Silvinei foi preso em Florianópolis (SC), em 9 de agosto, durante uma operação que investiga interferência no segundo turno das eleições de 2022.

Publicado: 16/09/2023

PREFEITO DE CUITÉ, CHARLES CAMARAENSE. (FOTO: SE LIGA PB)

O prefeito do município de Cuité, Charles Camaraense, em uma participação no Programa Se Liga PB, na tarde deste sábado (16), contou que o processo contra ele, movido pelo ex-diretor da Polícia Rodoviária Federal (PRF), Silvinei Vasques, foi extinto. Silvinei foi preso em Florianópolis (SC), em 9 de agosto, durante uma operação que investiga interferência no segundo turno das eleições de 2022.

“Ele entrou com uma ação contra a minha pessoa e esse processo foi extinto. Talvez ele achou que, por a gente estar prefeito em uma cidade do interior da Paraíba, podia caluniar e difamar”, enfatizou o prefeito.

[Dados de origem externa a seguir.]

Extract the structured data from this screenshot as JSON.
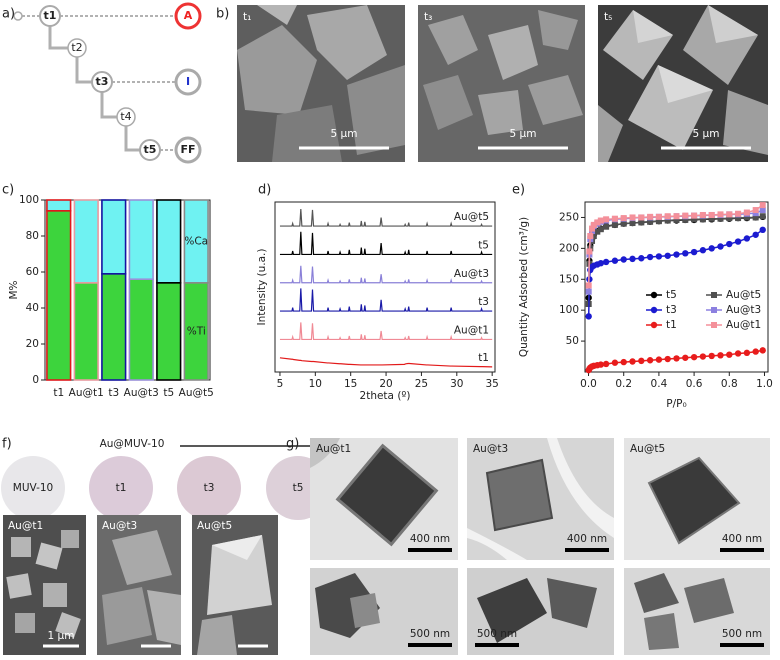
{
  "panel_labels": [
    "a)",
    "b)",
    "c)",
    "d)",
    "e)",
    "f)",
    "g)"
  ],
  "synthesis_tree": {
    "nodes": [
      "t1",
      "t2",
      "t3",
      "t4",
      "t5"
    ],
    "products": [
      "A",
      "I",
      "FF"
    ]
  },
  "sem_b": [
    {
      "label": "t₁",
      "scale": "5 μm"
    },
    {
      "label": "t₃",
      "scale": "5 μm"
    },
    {
      "label": "t₅",
      "scale": "5 μm"
    }
  ],
  "chart_data": [
    {
      "type": "stacked_bar",
      "ylabel": "M%",
      "categories": [
        "t1",
        "Au@t1",
        "t3",
        "Au@t3",
        "t5",
        "Au@t5"
      ],
      "series": [
        {
          "name": "%Ti",
          "color": "#3dd43d",
          "values": [
            94,
            54,
            59,
            56,
            54,
            54
          ]
        },
        {
          "name": "%Ca",
          "color": "#6ff2f2",
          "values": [
            6,
            46,
            41,
            44,
            46,
            46
          ]
        }
      ],
      "edge_colors": [
        "#e0181c",
        "#e89aa0",
        "#1414a0",
        "#9a90d8",
        "#000000",
        "#8a8a8a"
      ],
      "ylim": [
        0,
        100
      ],
      "yticks": [
        0,
        20,
        40,
        60,
        80,
        100
      ]
    },
    {
      "type": "line",
      "xlabel": "2theta (º)",
      "ylabel": "Intensity (u.a.)",
      "x": [
        5,
        6.7,
        6.8,
        6.9,
        7.8,
        7.95,
        8.1,
        9.45,
        9.6,
        9.75,
        11.7,
        11.8,
        11.9,
        13.4,
        13.5,
        13.6,
        14.7,
        14.8,
        14.9,
        16.4,
        16.5,
        16.6,
        16.9,
        17.0,
        17.1,
        19.15,
        19.3,
        19.45,
        22.6,
        22.7,
        22.8,
        23.1,
        23.2,
        23.3,
        25.7,
        25.8,
        25.9,
        29.1,
        29.2,
        29.3,
        33.4,
        33.5,
        33.6,
        35
      ],
      "series": [
        {
          "name": "Au@t5",
          "color": "#555555",
          "values": [
            5,
            5,
            5.09,
            5,
            5,
            5.6,
            5,
            5,
            5.57,
            5,
            5,
            5.09,
            5,
            5,
            5.06,
            5,
            5,
            5.12,
            5,
            5,
            5.18,
            5,
            5,
            5.15,
            5,
            5,
            5.3,
            5,
            5,
            5.06,
            5,
            5,
            5.12,
            5,
            5,
            5.09,
            5,
            5,
            5.09,
            5,
            5,
            5.06,
            5,
            5
          ]
        },
        {
          "name": "t5",
          "color": "#000000",
          "values": [
            4,
            4,
            4.12,
            4,
            4,
            4.8,
            4,
            4,
            4.76,
            4,
            4,
            4.12,
            4,
            4,
            4.08,
            4,
            4,
            4.16,
            4,
            4,
            4.24,
            4,
            4,
            4.2,
            4,
            4,
            4.4,
            4,
            4,
            4.08,
            4,
            4,
            4.16,
            4,
            4,
            4.12,
            4,
            4,
            4.12,
            4,
            4,
            4.08,
            4,
            4
          ]
        },
        {
          "name": "Au@t3",
          "color": "#8a80d8",
          "values": [
            3,
            3,
            3.09,
            3,
            3,
            3.6,
            3,
            3,
            3.57,
            3,
            3,
            3.09,
            3,
            3,
            3.06,
            3,
            3,
            3.12,
            3,
            3,
            3.18,
            3,
            3,
            3.15,
            3,
            3,
            3.3,
            3,
            3,
            3.06,
            3,
            3,
            3.12,
            3,
            3,
            3.09,
            3,
            3,
            3.09,
            3,
            3,
            3.06,
            3,
            3
          ]
        },
        {
          "name": "t3",
          "color": "#1a1aa8",
          "values": [
            2,
            2,
            2.12,
            2,
            2,
            2.8,
            2,
            2,
            2.76,
            2,
            2,
            2.12,
            2,
            2,
            2.08,
            2,
            2,
            2.16,
            2,
            2,
            2.24,
            2,
            2,
            2.2,
            2,
            2,
            2.4,
            2,
            2,
            2.08,
            2,
            2,
            2.16,
            2,
            2,
            2.12,
            2,
            2,
            2.12,
            2,
            2,
            2.08,
            2,
            2
          ]
        },
        {
          "name": "Au@t1",
          "color": "#f08a95",
          "values": [
            1,
            1,
            1.09,
            1,
            1,
            1.6,
            1,
            1,
            1.57,
            1,
            1,
            1.09,
            1,
            1,
            1.06,
            1,
            1,
            1.12,
            1,
            1,
            1.18,
            1,
            1,
            1.15,
            1,
            1,
            1.3,
            1,
            1,
            1.06,
            1,
            1,
            1.12,
            1,
            1,
            1.09,
            1,
            1,
            1.09,
            1,
            1,
            1.06,
            1,
            1
          ]
        },
        {
          "name": "t1",
          "color": "#e21a1a",
          "values": [
            0.35,
            0.3,
            0.3,
            0.29,
            0.26,
            0.26,
            0.25,
            0.22,
            0.22,
            0.22,
            0.17,
            0.17,
            0.17,
            0.14,
            0.14,
            0.14,
            0.12,
            0.12,
            0.12,
            0.1,
            0.1,
            0.1,
            0.1,
            0.1,
            0.1,
            0.1,
            0.1,
            0.1,
            0.12,
            0.13,
            0.14,
            0.15,
            0.15,
            0.15,
            0.1,
            0.1,
            0.1,
            0.06,
            0.06,
            0.06,
            0.04,
            0.04,
            0.04,
            0.03
          ]
        }
      ],
      "xlim": [
        4.3,
        35.4
      ],
      "xticks": [
        5,
        10,
        15,
        20,
        25,
        30,
        35
      ],
      "ylim": [
        -0.15,
        5.85
      ]
    },
    {
      "type": "line",
      "xlabel": "P/P₀",
      "ylabel": "Quantity Adsorbed (cm³/g)",
      "legend": "center right",
      "x": [
        0.001,
        0.005,
        0.01,
        0.02,
        0.03,
        0.05,
        0.07,
        0.1,
        0.15,
        0.2,
        0.25,
        0.3,
        0.35,
        0.4,
        0.45,
        0.5,
        0.55,
        0.6,
        0.65,
        0.7,
        0.75,
        0.8,
        0.85,
        0.9,
        0.95,
        0.99
      ],
      "series": [
        {
          "name": "t5",
          "color": "#000000",
          "marker": "circle",
          "values": [
            120,
            180,
            205,
            215,
            222,
            228,
            232,
            236,
            238,
            240,
            241,
            242,
            243,
            244,
            245,
            245,
            246,
            246,
            247,
            247,
            248,
            248,
            249,
            249,
            250,
            251
          ]
        },
        {
          "name": "Au@t5",
          "color": "#505050",
          "marker": "square",
          "values": [
            110,
            175,
            200,
            212,
            220,
            227,
            231,
            235,
            238,
            240,
            241,
            242,
            243,
            244,
            245,
            246,
            246,
            247,
            247,
            248,
            248,
            249,
            249,
            250,
            250,
            252
          ]
        },
        {
          "name": "t3",
          "color": "#1b1bd0",
          "marker": "circle",
          "values": [
            90,
            150,
            165,
            170,
            172,
            174,
            176,
            178,
            180,
            182,
            183,
            184,
            186,
            187,
            188,
            190,
            192,
            194,
            197,
            200,
            203,
            207,
            211,
            216,
            222,
            230
          ]
        },
        {
          "name": "Au@t3",
          "color": "#8c80e0",
          "marker": "square",
          "values": [
            130,
            190,
            215,
            228,
            236,
            240,
            243,
            245,
            247,
            248,
            249,
            250,
            250,
            251,
            251,
            252,
            252,
            253,
            253,
            254,
            254,
            255,
            255,
            256,
            257,
            262
          ]
        },
        {
          "name": "t1",
          "color": "#e81c1c",
          "marker": "circle",
          "values": [
            3,
            5,
            7,
            9,
            10,
            11,
            12,
            13,
            15,
            16,
            17,
            18,
            19,
            20,
            21,
            22,
            23,
            24,
            25,
            26,
            27,
            28,
            30,
            31,
            33,
            35
          ]
        },
        {
          "name": "Au@t1",
          "color": "#f4909a",
          "marker": "square",
          "values": [
            140,
            195,
            220,
            232,
            238,
            242,
            245,
            247,
            248,
            249,
            250,
            250,
            251,
            251,
            252,
            252,
            253,
            253,
            254,
            254,
            255,
            255,
            256,
            258,
            262,
            270
          ]
        }
      ],
      "xlim": [
        -0.02,
        1.02
      ],
      "xticks": [
        {
          "value": 0,
          "label": "0.0"
        },
        0.2,
        0.4,
        0.6,
        0.8,
        {
          "value": 1,
          "label": "1.0"
        }
      ],
      "ylim": [
        0,
        275
      ],
      "yticks": [
        50,
        100,
        150,
        200,
        250
      ]
    }
  ],
  "panel_f": {
    "arrow_label": "Au@MUV-10",
    "samples": [
      "MUV-10",
      "t1",
      "t3",
      "t5"
    ],
    "images": [
      {
        "label": "Au@t1",
        "scale": "1 μm"
      },
      {
        "label": "Au@t3"
      },
      {
        "label": "Au@t5"
      }
    ]
  },
  "panel_g": {
    "top": [
      {
        "label": "Au@t1",
        "scale": "400 nm"
      },
      {
        "label": "Au@t3",
        "scale": "400 nm"
      },
      {
        "label": "Au@t5",
        "scale": "400 nm"
      }
    ],
    "bottom": [
      {
        "scale": "500 nm"
      },
      {
        "scale": "500 nm"
      },
      {
        "scale": "500 nm"
      }
    ]
  }
}
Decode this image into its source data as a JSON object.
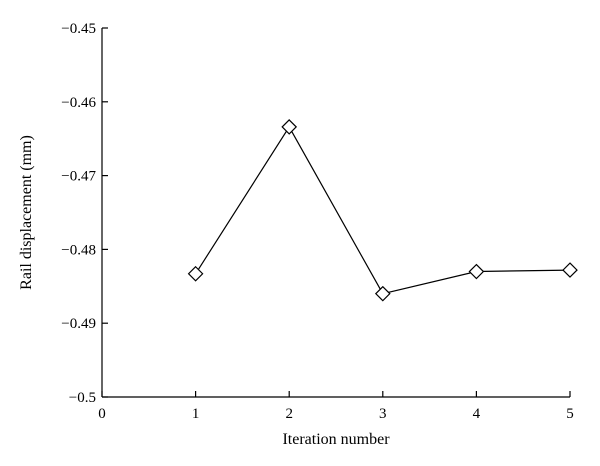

Charles disse ainda que o processo movido por ele contra Silvinei está em andamento, e que um pedido de indenização também foi feito. O gestor acusa Vasques de danos morais por ocasião do seu depoimento na CPI do 8 de janeiro, que apura os responsáveis pelos atentados a Brasília. Durante a CPI, o ex-chefe da PRF chamou Charles de “mentiroso” ao negar supostos bloqueios de estradas na região de Cuité. Foi nesse mesmo depoimento qute o ex-diretor preso informou que havia processado Camaraense, por mentir sobre a operação da PRF nas eleições.

“O processo que ele abriu contra a minha pessoa foi extinto, mas o processo que eu movi contra ele está correndo, e esse ele vai pagar por ter me caluniado na CPI na qual ele foi ouvido, e posteriormente foi preso”, afirmou Charles.